La joie ôta la parole à mistress Miller, et l’auroit privée de l’usage de ses sens, peut-être même de la vie, si un torrent de larmes ne l’eût à propos soulagée. « Quoi, dit-elle, dès qu’elle eut recouvré la faculté de parler, mon cher M. Jones est votre neveu ? il n’est point le fils de cette dame ? Vos yeux sont ouverts sur son compte ? et je vivrai pour le voir jouir du bonheur qu’il mérite ?

— Oui, madame, il est mon neveu, et j’espère que tous vos souhaits seront accomplis.

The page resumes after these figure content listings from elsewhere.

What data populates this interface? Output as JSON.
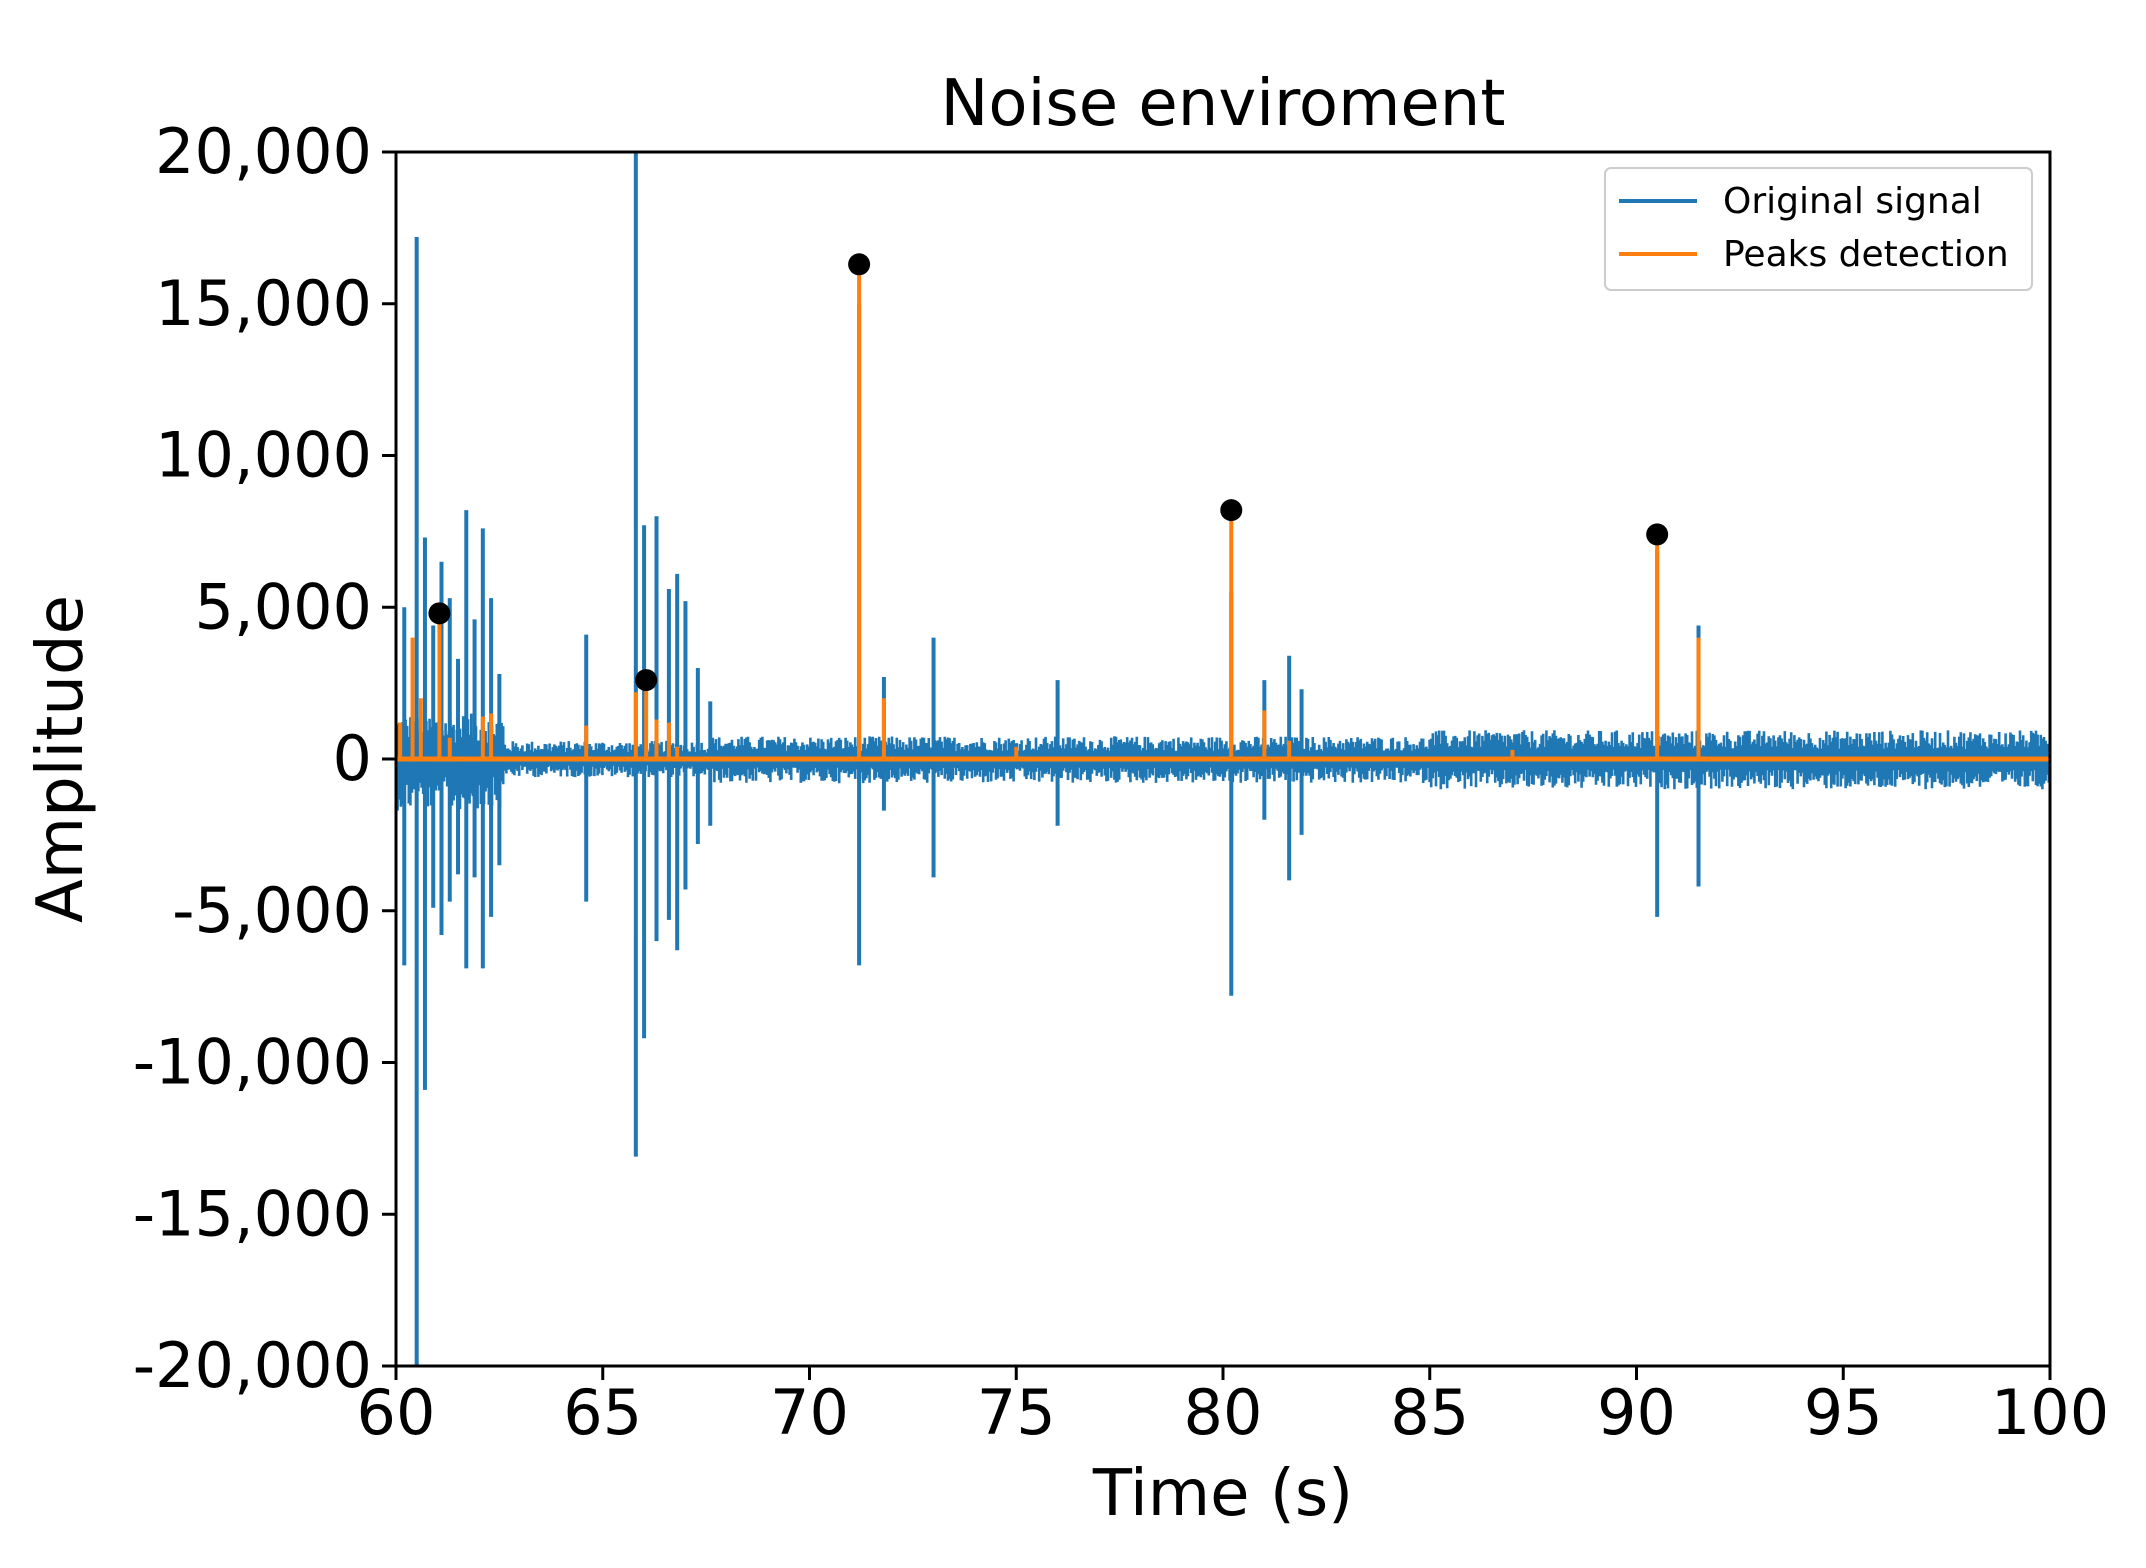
{
  "chart_data": {
    "type": "line",
    "title": "Noise enviroment",
    "xlabel": "Time (s)",
    "ylabel": "Amplitude",
    "xlim": [
      60,
      100
    ],
    "ylim": [
      -20000,
      20000
    ],
    "x_ticks": [
      60,
      65,
      70,
      75,
      80,
      85,
      90,
      95,
      100
    ],
    "x_tick_labels": [
      "60",
      "65",
      "70",
      "75",
      "80",
      "85",
      "90",
      "95",
      "100"
    ],
    "y_ticks": [
      20000,
      15000,
      10000,
      5000,
      0,
      -5000,
      -10000,
      -15000,
      -20000
    ],
    "y_tick_labels": [
      "20,000",
      "15,000",
      "10,000",
      "5,000",
      "0",
      "-5,000",
      "-10,000",
      "-15,000",
      "-20,000"
    ],
    "grid": false,
    "legend_position": "top-right",
    "series": [
      {
        "name": "Original signal",
        "color": "#1f77b4",
        "noise_band": [
          {
            "x_start": 60,
            "x_end": 62.6,
            "pos": 1500,
            "neg": -1700
          },
          {
            "x_start": 62.6,
            "x_end": 67.6,
            "pos": 600,
            "neg": -600
          },
          {
            "x_start": 67.6,
            "x_end": 85,
            "pos": 750,
            "neg": -800
          },
          {
            "x_start": 85,
            "x_end": 100,
            "pos": 950,
            "neg": -1000
          }
        ],
        "spikes": [
          {
            "x": 60.2,
            "pos": 5000,
            "neg": -6800
          },
          {
            "x": 60.5,
            "pos": 17200,
            "neg": -20000
          },
          {
            "x": 60.7,
            "pos": 7300,
            "neg": -10900
          },
          {
            "x": 60.9,
            "pos": 4400,
            "neg": -4900
          },
          {
            "x": 61.1,
            "pos": 6500,
            "neg": -5800
          },
          {
            "x": 61.3,
            "pos": 5300,
            "neg": -4700
          },
          {
            "x": 61.5,
            "pos": 3300,
            "neg": -3800
          },
          {
            "x": 61.7,
            "pos": 8200,
            "neg": -6900
          },
          {
            "x": 61.9,
            "pos": 4600,
            "neg": -3900
          },
          {
            "x": 62.1,
            "pos": 7600,
            "neg": -6900
          },
          {
            "x": 62.3,
            "pos": 5300,
            "neg": -5200
          },
          {
            "x": 62.5,
            "pos": 2800,
            "neg": -3500
          },
          {
            "x": 64.6,
            "pos": 4100,
            "neg": -4700
          },
          {
            "x": 65.8,
            "pos": 20000,
            "neg": -13100
          },
          {
            "x": 66.0,
            "pos": 7700,
            "neg": -9200
          },
          {
            "x": 66.3,
            "pos": 8000,
            "neg": -6000
          },
          {
            "x": 66.6,
            "pos": 5600,
            "neg": -5300
          },
          {
            "x": 66.8,
            "pos": 6100,
            "neg": -6300
          },
          {
            "x": 67.0,
            "pos": 5200,
            "neg": -4300
          },
          {
            "x": 67.3,
            "pos": 3000,
            "neg": -2800
          },
          {
            "x": 67.6,
            "pos": 1900,
            "neg": -2200
          },
          {
            "x": 71.2,
            "pos": 15000,
            "neg": -6800
          },
          {
            "x": 71.8,
            "pos": 2700,
            "neg": -1700
          },
          {
            "x": 73.0,
            "pos": 4000,
            "neg": -3900
          },
          {
            "x": 76.0,
            "pos": 2600,
            "neg": -2200
          },
          {
            "x": 80.2,
            "pos": 5500,
            "neg": -7800
          },
          {
            "x": 81.0,
            "pos": 2600,
            "neg": -2000
          },
          {
            "x": 81.6,
            "pos": 3400,
            "neg": -4000
          },
          {
            "x": 81.9,
            "pos": 2300,
            "neg": -2500
          },
          {
            "x": 90.5,
            "pos": 6900,
            "neg": -5200
          },
          {
            "x": 91.5,
            "pos": 4400,
            "neg": -4200
          }
        ]
      },
      {
        "name": "Peaks detection",
        "color": "#ff7f0e",
        "spikes": [
          {
            "x": 60.1,
            "value": 1200
          },
          {
            "x": 60.4,
            "value": 4000
          },
          {
            "x": 60.6,
            "value": 2000
          },
          {
            "x": 61.05,
            "value": 4800
          },
          {
            "x": 61.3,
            "value": 700
          },
          {
            "x": 62.1,
            "value": 1400
          },
          {
            "x": 62.3,
            "value": 1500
          },
          {
            "x": 64.6,
            "value": 1100
          },
          {
            "x": 65.8,
            "value": 2200
          },
          {
            "x": 66.05,
            "value": 2600
          },
          {
            "x": 66.3,
            "value": 1300
          },
          {
            "x": 66.6,
            "value": 1200
          },
          {
            "x": 66.8,
            "value": 400
          },
          {
            "x": 71.2,
            "value": 16300
          },
          {
            "x": 71.8,
            "value": 2000
          },
          {
            "x": 75.0,
            "value": 400
          },
          {
            "x": 80.2,
            "value": 8200
          },
          {
            "x": 81.0,
            "value": 1600
          },
          {
            "x": 81.6,
            "value": 600
          },
          {
            "x": 87.0,
            "value": 300
          },
          {
            "x": 90.5,
            "value": 7400
          },
          {
            "x": 91.5,
            "value": 4000
          }
        ]
      }
    ],
    "detected_peaks": [
      {
        "x": 61.05,
        "y": 4800
      },
      {
        "x": 66.05,
        "y": 2600
      },
      {
        "x": 71.2,
        "y": 16300
      },
      {
        "x": 80.2,
        "y": 8200
      },
      {
        "x": 90.5,
        "y": 7400
      }
    ],
    "marker_color": "#000000"
  }
}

— Et c’est à cette chère bonne dame que nous devons une si heureuse découverte ?

— À elle-même.

— Eh bien, s’écria mistress Miller en tombant à genoux, puisse le ciel répandre sur elle toutes ses bénédictions, et lui pardonner, en faveur de cette bonne action, ses fautes passées, quelque nombreuses qu’elles puissent être. »

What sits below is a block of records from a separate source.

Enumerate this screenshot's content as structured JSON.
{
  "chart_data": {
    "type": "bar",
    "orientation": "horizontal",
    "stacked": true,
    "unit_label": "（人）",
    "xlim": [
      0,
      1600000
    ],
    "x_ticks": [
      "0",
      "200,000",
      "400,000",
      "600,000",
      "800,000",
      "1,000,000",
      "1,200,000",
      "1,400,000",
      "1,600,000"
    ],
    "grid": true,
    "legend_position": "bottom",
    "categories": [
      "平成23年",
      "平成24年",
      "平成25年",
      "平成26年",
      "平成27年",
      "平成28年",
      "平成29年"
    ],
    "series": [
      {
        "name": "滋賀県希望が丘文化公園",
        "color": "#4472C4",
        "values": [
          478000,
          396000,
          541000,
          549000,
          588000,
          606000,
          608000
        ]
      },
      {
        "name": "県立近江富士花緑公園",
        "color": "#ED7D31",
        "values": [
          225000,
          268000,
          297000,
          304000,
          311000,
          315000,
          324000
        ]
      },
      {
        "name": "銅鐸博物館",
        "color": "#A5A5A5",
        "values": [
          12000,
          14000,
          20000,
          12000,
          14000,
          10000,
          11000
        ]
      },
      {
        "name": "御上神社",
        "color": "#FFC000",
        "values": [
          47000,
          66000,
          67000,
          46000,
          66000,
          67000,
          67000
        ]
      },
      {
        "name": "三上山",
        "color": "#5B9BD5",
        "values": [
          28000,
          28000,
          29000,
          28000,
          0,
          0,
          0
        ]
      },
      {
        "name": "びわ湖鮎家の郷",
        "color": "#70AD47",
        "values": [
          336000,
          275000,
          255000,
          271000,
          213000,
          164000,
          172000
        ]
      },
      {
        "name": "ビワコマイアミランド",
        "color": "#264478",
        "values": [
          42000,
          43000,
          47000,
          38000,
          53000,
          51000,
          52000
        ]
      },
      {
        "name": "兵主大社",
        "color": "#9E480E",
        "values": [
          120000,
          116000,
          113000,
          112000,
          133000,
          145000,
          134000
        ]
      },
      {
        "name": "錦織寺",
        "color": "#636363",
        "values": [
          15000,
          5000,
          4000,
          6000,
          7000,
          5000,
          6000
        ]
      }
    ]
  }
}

Mistress Waters leur dit alors que Jones ne tarderoit sûrement pas à recouvrer sa liberté ; que le chirurgien de M. Fitz-Patrick s’étoit rendu avec un personnage de distinction chez le juge de paix qui avoit lancé le mandat d’arrêt, pour certifier que le gentilhomme blessé étoit hors de danger, et pour solliciter l’élargissement du prisonnier.

M. Allworthy, qu’une affaire importante obligeoit de sortir, témoigna le désir de trouver Jones chez lui à son retour. Il fit demander une chaise à porteurs, et laissa les deux dames ensemble.

M. Blifil, en entendant le bruit de la chaise, descendit chez son oncle avec son attention ordinaire, et lui demanda s’il alloit sortir ; ce qui est une manière polie de demander à quelqu’un où il va. M. Allworthy ne répondant pas, Blifil s’informa de l’heure à laquelle il comptoit rentrer. M. Allworthy, sans répondre davantage, monta dans sa chaise. « Ayez soin, monsieur, dit-il, de retrouver avant mon retour la lettre que votre mère m’écrivit de son lit de mort. » Il partit à ces mots, laissant Blifil dans une situation qui ne peut être enviée que par un homme qu’on va pendre.


  1. Prétendu magicien, dont il existe une histoire curieuse traduite de l’allemand et imprimée à Cologne en 1712.Trad.